A different perspective is one of the hardest things to obtain.
By: Arya Jha about her volunteer work in Nepal.
A different perspective is one of the hardest things to obtain. Nature and nurture both skew how each individual thinks and behaves. Growing up in a privileged town, under an air conditioned roof, with all the latest clothes and gadgets is a recipe for a narrow outlook in life. There’s no reason for this person to know what others are facing even a couple miles away when they don’t have to deal with it themselves.
Acquiring a new perception was the hardest first step for me when I thought about volunteering in Nepal. I wasn’t completely oblivious to everything happening in my father’s home country as I visited almost every year. I would enter the home he was born in, after petting the goats on the way in, and complain about the cracks in the walls and the uneven floors that disobeyed the mason’s leveler. I would think to myself, my dad was so poor, how awful! What I didn’t know when I was younger was that the majority of people had it much worse. And while my father did indeed grow up below the poverty line, there are so many subcategories of the impoverished and I felt that I needed to educate myself.
It was not perhaps until I met Dale Tamang at the Voice of Children (VOC) drop-in center in Kathmandu last June that I really gained perspective. I had volunteered in the capital for the past two years as well, and while all my experiences were eye-opening, none compared to the rawness of my time at VOC.
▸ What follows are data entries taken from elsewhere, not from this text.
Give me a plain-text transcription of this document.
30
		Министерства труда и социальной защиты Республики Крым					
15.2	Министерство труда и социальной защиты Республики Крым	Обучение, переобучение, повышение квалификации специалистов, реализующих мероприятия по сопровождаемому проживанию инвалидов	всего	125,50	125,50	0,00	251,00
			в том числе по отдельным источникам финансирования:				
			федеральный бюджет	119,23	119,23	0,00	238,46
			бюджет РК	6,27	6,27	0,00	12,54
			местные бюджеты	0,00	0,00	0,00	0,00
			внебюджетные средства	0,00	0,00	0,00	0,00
Dale was the first of thirty-six boys I met during my one-week stint over the summer, and he is one of the few that I still think about on a daily basis. Upon entering the three story building where homeless boys would first come after being picked up by the police, I saw him, curled up underneath the coffee table. He stuck his head out, just to inform himself of who had just entered the room. Probably knowing that I was not one of the usual volunteers, he slid out, and walked over to me. He looked no more than eight years old. Traumatized from his days on the street after the loss of his family, he refused to eat meals, play board games with the other boys, and communicate with his teachers. I spent hours trying to earn his trust. And somehow, through this process, I became his anchor, his human bridge to the beginning of a normal life. In my presence, despite our language barrier (he spoke Tamang), he tried out new actions and received positively reinforcing responses. He rebuilt himself, just as Kathmandu slowly repaired its bridges, roads, and homes after the destructive earthquake. And, while Dale found a new home inside his own skin, I realized how Nepal has served as my own anchor.
Additionally, in this visit I was fortunate enough to do something completely different. Tulsi Uncle arranged for me to deliver some school supplies to St. Xavier’s Social Service Center through FONNJ and The Asha Project. Girls and boys—some in wheelchairs and others in crutches—sat in the pavilion where we were welcomed. They applauded with a twinkle in the eyes when they realized why we were there. They sat, listening attentively to every word I said when asked to speak about why I’m doing what I’m doing. It was a surreal experience that further contributed to my new perspective that I was working so hard to achieve.
Nepal used to mean a simple visit to my grandparents—a chance to pet the goats. Then it became an opportunity to apply my tech skills for earthquake disaster relief. Now, Nepal has become a place of transformative encounter. Nurturing the homeless boys of Kathmandu and working with those who seek guidance, I found a new home in Nepal.